On September 12, 2019, professor Mingdong Dong from Aarhus University in Denmark was invited to the Guangdong Institute of Microbiology for academic communication and gave an academic seminar entitled "Nanoscale measurement of material by scanning Probe Microscopy Approach".
During his talk, professor Dong introduced the classification, development history and principle of scanning probe microscopy, then listed the research results of his team in using this technology to observe various biological samples from environment to human. The research contents mainly included the differences in the mechanical properties of cell surface structure, the folding and assembly rules of macromolecular proteins, etc. In addition, the progress of the research on the electric conduction mechanism of cable bacteria was also covered in his talk, which inspired present teachers and students actively discussed relevant academic issues with professor Dong. Not only students but also teachers benefit a lot from his talk.
Mingdong Dong is a tenured professor at the University of Aarhus, Denmark and a doctoral tutor. In 1999, he obtained his bachelor's degree in materials science from Central South University. He earned a master's degree in material physics from Chalmers University of Technology in Sweden in 2002, and a Ph.D. in physics from Aarhus University in Denmark in 2006. From then to 2009, he worked as a postdoctoral researcher at Harvard University in the United States. With his outstanding achievements, he received a position at Aarhus University in Denmark and was granted tenure in 2013.

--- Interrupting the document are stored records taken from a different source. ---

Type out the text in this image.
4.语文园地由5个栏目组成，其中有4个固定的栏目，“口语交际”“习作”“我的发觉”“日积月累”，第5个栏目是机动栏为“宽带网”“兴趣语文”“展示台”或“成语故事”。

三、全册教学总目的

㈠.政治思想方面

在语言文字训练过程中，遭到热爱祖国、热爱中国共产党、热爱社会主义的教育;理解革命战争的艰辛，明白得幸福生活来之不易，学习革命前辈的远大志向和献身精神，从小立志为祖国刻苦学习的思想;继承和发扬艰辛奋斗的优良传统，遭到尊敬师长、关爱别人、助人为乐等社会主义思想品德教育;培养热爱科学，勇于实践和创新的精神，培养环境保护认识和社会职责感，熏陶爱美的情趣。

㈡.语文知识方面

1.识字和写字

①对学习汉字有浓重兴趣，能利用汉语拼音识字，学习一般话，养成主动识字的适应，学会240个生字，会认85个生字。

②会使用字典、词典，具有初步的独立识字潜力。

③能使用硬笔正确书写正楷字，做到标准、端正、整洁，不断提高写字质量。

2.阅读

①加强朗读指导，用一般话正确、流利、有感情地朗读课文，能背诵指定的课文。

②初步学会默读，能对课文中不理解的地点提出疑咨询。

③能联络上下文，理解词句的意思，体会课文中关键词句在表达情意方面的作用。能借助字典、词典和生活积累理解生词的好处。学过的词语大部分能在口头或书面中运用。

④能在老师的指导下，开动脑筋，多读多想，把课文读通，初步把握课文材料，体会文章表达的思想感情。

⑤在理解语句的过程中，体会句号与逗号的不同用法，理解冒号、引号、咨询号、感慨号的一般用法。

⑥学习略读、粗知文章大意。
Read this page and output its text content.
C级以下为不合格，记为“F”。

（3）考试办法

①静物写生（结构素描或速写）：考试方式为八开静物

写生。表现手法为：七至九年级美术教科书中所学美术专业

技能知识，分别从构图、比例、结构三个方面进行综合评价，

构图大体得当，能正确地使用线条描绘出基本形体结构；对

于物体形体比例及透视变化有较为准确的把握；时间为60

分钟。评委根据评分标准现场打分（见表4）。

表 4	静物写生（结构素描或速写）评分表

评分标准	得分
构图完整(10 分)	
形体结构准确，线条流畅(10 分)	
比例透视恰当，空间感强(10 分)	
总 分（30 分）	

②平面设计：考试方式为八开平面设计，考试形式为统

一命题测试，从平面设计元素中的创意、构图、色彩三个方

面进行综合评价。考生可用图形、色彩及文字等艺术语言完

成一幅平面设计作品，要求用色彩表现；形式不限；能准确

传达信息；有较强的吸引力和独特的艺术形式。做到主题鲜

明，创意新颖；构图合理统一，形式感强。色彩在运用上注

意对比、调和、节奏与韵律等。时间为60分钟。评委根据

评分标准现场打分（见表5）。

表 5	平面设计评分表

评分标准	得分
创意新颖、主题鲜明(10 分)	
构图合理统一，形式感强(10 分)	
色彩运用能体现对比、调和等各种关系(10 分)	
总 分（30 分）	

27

With his expertise in developing of new scanning probe microscopy and various other surface-sensitive technologies, he applies probe technology to interdisciplinary research fields, covering new materials, physics, chemistry, biology, medicine, etc. The wide use of microscopic method allows him to host and participate in more than 20 projects supported by various foundations, such as the Danish Natural Science Foundation and the European Community Natural Science Foundation. He serves as an expert judge of several national funds in the European Union, Switzerland, and the United Kingdom. He has more than 200 academic publications, including 2 Nature, 2 Nature Nanotechnology, 1 Nature Chemistry, and 3 Nature Communications papers, all of which have high-impact factors. His papers have been cited more than 5,000 times.